I have sat in the Oval Office with both of the men who are running for president. I never expected that my successor would embrace my vision or continue my policies. I did hope, for the sake of our country, that Donald Trump might show some interest in taking the job seriously; that he might come to feel the weight of the office and discover some reverence for the democracy that had been placed in his care.

But he never did. For close to four years now, he’s shown no interest in putting in the work; no interest in finding common ground; no interest in using the awesome power of his office to help anyone but himself and his friends; no interest in treating the presidency as anything but one more reality show that he can use to get the attention he craves.

Donald Trump hasn’t grown into the job because he can’t. And the consequences of that failure are severe. 170,000 Americans dead. Millions of jobs gone while those at the top take in more than ever. Our worst impulses unleashed, our proud reputation around the world badly diminished, and our democratic institutions threatened like never before.

Now, I know that in times as polarised as these, most of you have already made up your mind. But maybe you’re still not sure which candidate you’ll vote for – or whether you’ll vote at all. Maybe you’re tired of the direction we’re headed, but you can’t see a better path yet, or you just don’t know enough about the person who wants to lead us there.

So let me tell you about my friend Joe Biden.

Twelve years ago, when I began my search for a vice president, I didn’t know I’d end up finding a brother. Joe and I came from different places and different generations. But what I quickly came to admire about him is his resilience, born of too much struggle; his empathy, born of too much grief. Joe’s a man who learned – early on – to treat every person he meets with respect and dignity, living by the words his parents taught him: “No one’s better than you, Joe, but you’re better than nobody.”

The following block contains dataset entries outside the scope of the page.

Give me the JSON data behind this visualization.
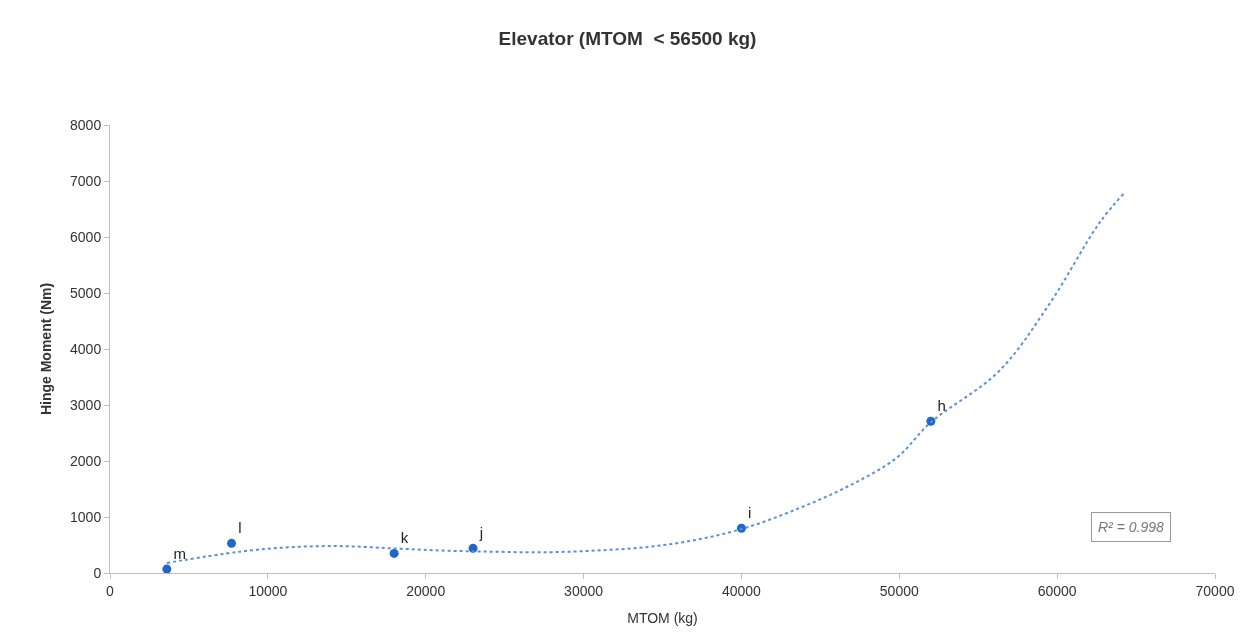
{
  "chart_data": {
    "type": "scatter",
    "title": "Elevator (MTOM  < 56500 kg)",
    "xlabel": "MTOM (kg)",
    "ylabel": "Hinge Moment (Nm)",
    "xlim": [
      0,
      70000
    ],
    "xticks": [
      0,
      10000,
      20000,
      30000,
      40000,
      50000,
      60000,
      70000
    ],
    "ylim": [
      0,
      8000
    ],
    "yticks": [
      0,
      1000,
      2000,
      3000,
      4000,
      5000,
      6000,
      7000,
      8000
    ],
    "series": [
      {
        "color": "#1f68c8",
        "marker": "circle",
        "x": [
          3600,
          7700,
          18000,
          23000,
          40000,
          52000
        ],
        "values": [
          70,
          530,
          350,
          440,
          800,
          2710
        ],
        "value_labels": [
          "m",
          "l",
          "k",
          "j",
          "i",
          "h"
        ]
      },
      {
        "type": "line",
        "color": "#5b8fdc",
        "line_style": "dotted",
        "marker": "none",
        "x": [
          3600,
          8200,
          11400,
          14600,
          17900,
          21100,
          24300,
          27500,
          30700,
          33900,
          37100,
          40300,
          43500,
          46700,
          49800,
          52000,
          56300,
          59500,
          62700,
          64300
        ],
        "values": [
          180,
          380,
          460,
          480,
          440,
          400,
          380,
          370,
          400,
          460,
          590,
          810,
          1140,
          1540,
          2050,
          2690,
          3600,
          4800,
          6260,
          6800
        ]
      }
    ],
    "annotations": [
      "R² = 0.998"
    ]
  }
}
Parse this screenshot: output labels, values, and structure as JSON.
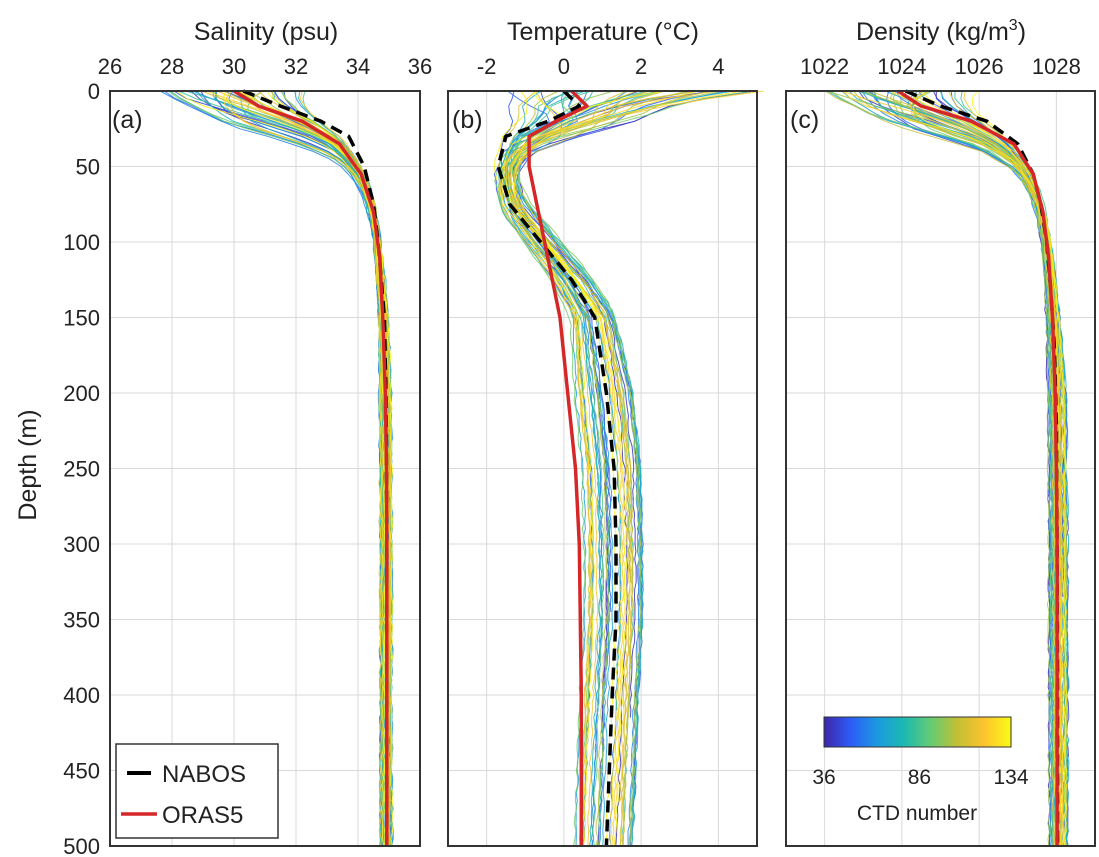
{
  "chart_data": [
    {
      "type": "line",
      "panel_label": "(a)",
      "xlabel": "Salinity (psu)",
      "ylabel": "Depth (m)",
      "xlim": [
        26,
        36
      ],
      "xticks": [
        26,
        28,
        30,
        32,
        34,
        36
      ],
      "ylim": [
        500,
        0
      ],
      "yticks": [
        0,
        50,
        100,
        150,
        200,
        250,
        300,
        350,
        400,
        450,
        500
      ],
      "x_axis_position": "top",
      "grid": true,
      "colorscale_series": {
        "name": "CTD profiles",
        "count_shown": 50,
        "color_by": "CTD number",
        "surface_range": [
          27.5,
          31.0
        ],
        "bottom_values": [
          34.7,
          35.1
        ]
      },
      "series": [
        {
          "name": "NABOS",
          "style": "dashed",
          "color": "#000000",
          "x": [
            30.3,
            31.5,
            32.8,
            33.7,
            34.2,
            34.5,
            34.65,
            34.75,
            34.85,
            34.9,
            34.92,
            34.93,
            34.93,
            34.93
          ],
          "y": [
            0,
            10,
            20,
            30,
            50,
            75,
            100,
            125,
            150,
            200,
            250,
            300,
            400,
            500
          ]
        },
        {
          "name": "ORAS5",
          "style": "solid",
          "color": "#d62728",
          "x": [
            30.0,
            30.8,
            32.2,
            33.4,
            34.1,
            34.5,
            34.7,
            34.8,
            34.88,
            34.92,
            34.93,
            34.93
          ],
          "y": [
            0,
            10,
            20,
            35,
            55,
            80,
            110,
            150,
            200,
            250,
            300,
            500
          ]
        }
      ],
      "legend": {
        "position": "bottom-left",
        "entries": [
          "NABOS",
          "ORAS5"
        ]
      }
    },
    {
      "type": "line",
      "panel_label": "(b)",
      "xlabel": "Temperature (°C)",
      "ylabel": "",
      "xlim": [
        -3,
        5
      ],
      "xticks": [
        -2,
        0,
        2,
        4
      ],
      "ylim": [
        500,
        0
      ],
      "yticks": [
        0,
        50,
        100,
        150,
        200,
        250,
        300,
        350,
        400,
        450,
        500
      ],
      "x_axis_position": "top",
      "grid": true,
      "colorscale_series": {
        "name": "CTD profiles",
        "count_shown": 50,
        "color_by": "CTD number",
        "surface_range": [
          -1.5,
          5.0
        ],
        "bottom_values": [
          0.2,
          1.8
        ]
      },
      "series": [
        {
          "name": "NABOS",
          "style": "dashed",
          "color": "#000000",
          "x": [
            0.0,
            0.4,
            -0.4,
            -1.5,
            -1.7,
            -1.4,
            -0.6,
            0.2,
            0.8,
            1.1,
            1.3,
            1.35,
            1.35,
            1.25,
            1.1
          ],
          "y": [
            0,
            10,
            20,
            30,
            50,
            75,
            100,
            125,
            150,
            200,
            250,
            300,
            350,
            400,
            500
          ]
        },
        {
          "name": "ORAS5",
          "style": "solid",
          "color": "#d62728",
          "x": [
            0.2,
            0.6,
            -0.2,
            -0.9,
            -0.9,
            -0.7,
            -0.5,
            -0.3,
            -0.1,
            0.1,
            0.3,
            0.4,
            0.45,
            0.45
          ],
          "y": [
            0,
            10,
            20,
            30,
            50,
            75,
            100,
            125,
            150,
            200,
            250,
            300,
            400,
            500
          ]
        }
      ]
    },
    {
      "type": "line",
      "panel_label": "(c)",
      "xlabel": "Density (kg/m",
      "xlabel_superscript": "3",
      "xlabel_suffix": ")",
      "ylabel": "",
      "xlim": [
        1021,
        1029
      ],
      "xticks": [
        1022,
        1024,
        1026,
        1028
      ],
      "ylim": [
        500,
        0
      ],
      "yticks": [
        0,
        50,
        100,
        150,
        200,
        250,
        300,
        350,
        400,
        450,
        500
      ],
      "x_axis_position": "top",
      "grid": true,
      "colorscale_series": {
        "name": "CTD profiles",
        "count_shown": 50,
        "color_by": "CTD number",
        "surface_range": [
          1022.0,
          1024.8
        ],
        "bottom_values": [
          1027.8,
          1028.3
        ]
      },
      "series": [
        {
          "name": "NABOS",
          "style": "dashed",
          "color": "#000000",
          "x": [
            1024.1,
            1025.0,
            1026.2,
            1027.0,
            1027.4,
            1027.6,
            1027.75,
            1027.85,
            1027.95,
            1028.0,
            1028.02,
            1028.03,
            1028.03
          ],
          "y": [
            0,
            10,
            20,
            35,
            55,
            75,
            100,
            130,
            170,
            220,
            300,
            400,
            500
          ]
        },
        {
          "name": "ORAS5",
          "style": "solid",
          "color": "#d62728",
          "x": [
            1023.9,
            1024.5,
            1025.8,
            1026.9,
            1027.4,
            1027.65,
            1027.8,
            1027.9,
            1027.97,
            1028.0,
            1028.02,
            1028.02
          ],
          "y": [
            0,
            10,
            20,
            35,
            55,
            80,
            110,
            150,
            200,
            250,
            300,
            500
          ]
        }
      ],
      "colorbar": {
        "label": "CTD number",
        "min": 36,
        "max": 134,
        "ticks": [
          36,
          86,
          134
        ],
        "colormap": [
          "#3e26a8",
          "#2c5cf6",
          "#1b9ae0",
          "#1cb9b2",
          "#64cc73",
          "#c3bf34",
          "#fdc32f",
          "#f9fb15"
        ]
      }
    }
  ]
}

That empathy, that decency, the belief that everybody counts – that’s who Joe is.

When he talks with someone who’s lost her job, Joe remembers the night his father sat him down to say that he’d lost his.

When Joe listens to a parent who’s trying to hold it all together right now, he does it as the single dad who took the train back to Wilmington each and every night so he could tuck his kids into bed.

When he meets with military families who’ve lost their hero, he does it as a kindred spirit; the parent of an American soldier; somebody whose faith has endured the hardest loss there is.

For eight years, Joe was the last one in the room whenever I faced a big decision. He made me a better president – and he’s got the character and the experience to make us a better country.